A web design shop like ours generates gigabytes of files every month, and traditional backup solutions just weren’t cutting it anymore. Six months ago, we adopted a new approach to backups and we’ve really enjoyed the freedom it gave us.

backup1“Who put 2 gigs of files on the dev server?!”, Mike would yell from his office. Our VXAtape system used 20GB tapes that cost $30 each. Realistically, that works out to around 30GB of storage with compression. We could have upgraded to the next level of this tape technology, with tapes costing twice as much but doubling the storage. But, that also would have required a pricy new tape drive. That investment would only buy us maybe a year of growth anyway, before we started yearning for even more space.

After listening to Scott Bourne rave about Data Robotics’ Drobo, I looked into getting a couple for backup—but that’s not going to happen until Kevin & Alex buy that winning lottery ticket. That got Mike and I thinking about hard drives as backup, though, and it got Mike to break out the sacred Xeno Media credit card. The next day, we had a pair of 500GB hard drives ($120 each) and a USB hard drive dock. One drive was for even days, and the other for odd. A script on our main Linux server copied 65GB of data to the disk every night, and all we had to do was swap between even & odd while waiting for our morning coffee.

backup2We ran like this for six months, and found it a fast, reliable way to back up all of our important records. Still, having only two drives meant we’d be without monthly and weekly backups. It also made offsite backups a pain, because who wants to carry a 3.5” hard drive back and forth to work?
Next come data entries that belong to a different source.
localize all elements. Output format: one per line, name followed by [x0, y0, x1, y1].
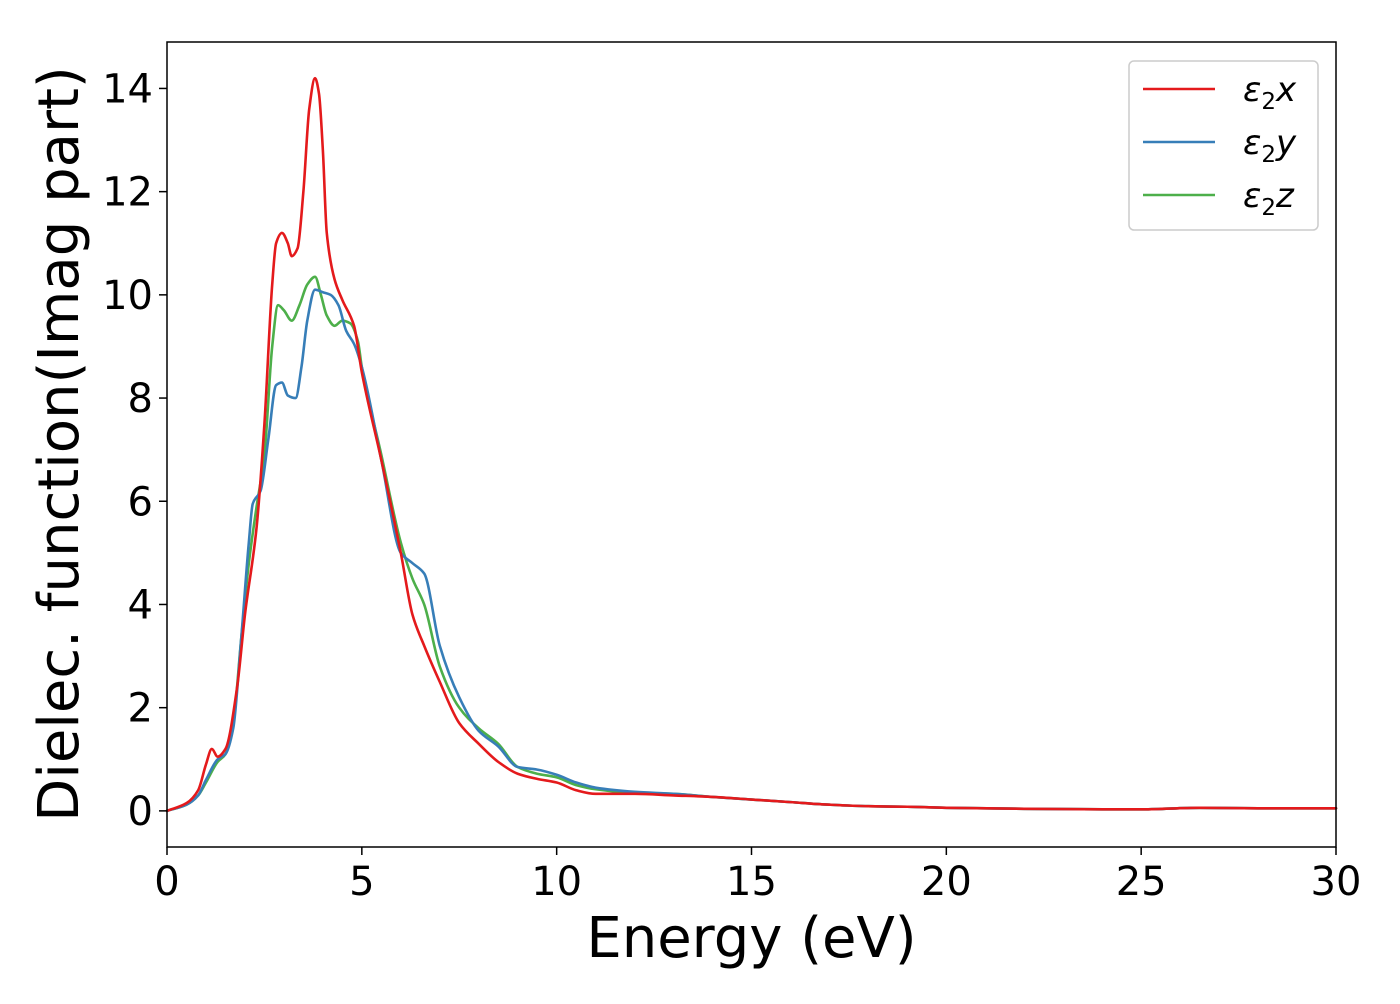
y-tick-label: 8 — [128, 376, 153, 422]
y-tick-label: 0 — [128, 789, 153, 835]
y-tick-label: 4 — [128, 582, 153, 628]
x-tick-label: 15 — [726, 859, 777, 905]
legend: ε2x ε2y ε2z — [1128, 60, 1319, 231]
x-tick-label: 0 — [154, 859, 179, 905]
x-tick-label: 25 — [1116, 859, 1167, 905]
legend-entries: ε2x ε2y ε2z — [1143, 70, 1297, 221]
y-tick-label: 10 — [102, 273, 153, 319]
x-tick-label: 20 — [921, 859, 972, 905]
x-tick-label: 10 — [531, 859, 582, 905]
y-axis-title: Dielec. function(Imag part) — [27, 66, 92, 822]
x-tick-label: 5 — [349, 859, 374, 905]
x-axis-ticks: 0 5 10 15 20 25 30 — [154, 847, 1361, 905]
series-line-x — [165, 76, 1338, 813]
y-tick-label: 14 — [102, 66, 153, 112]
legend-label-y: ε2y — [1243, 123, 1297, 168]
x-axis-title: Energy (eV) — [586, 906, 916, 971]
y-tick-label: 12 — [102, 170, 153, 216]
y-tick-label: 2 — [128, 686, 153, 732]
y-tick-label: 6 — [128, 479, 153, 525]
x-tick-label: 30 — [1311, 859, 1362, 905]
legend-label-x: ε2x — [1243, 70, 1297, 115]
legend-label-z: ε2z — [1243, 176, 1295, 221]
series-layer — [165, 76, 1338, 813]
y-axis-ticks: 0 2 4 6 8 10 12 14 — [102, 66, 167, 835]
legend-box — [1128, 60, 1319, 231]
The other day, a courier dropped off phase 2 of our cunning plan: sixteen portable USB hard drives—eight terabytes of storage in a small pile on Mike’s desk. Each drive enclosure is barely bigger than the 2.5” wide, 9.5mm high drive inside, and we treat these pocket-sized disks like tapes.

These drives cost three times as much as our old tapes, but hold twelve times as much. Their MTBF is measured in tens of thousands of hours, and they’re only getting an hour of use a day. They should be long obsolete before we start seeing problems.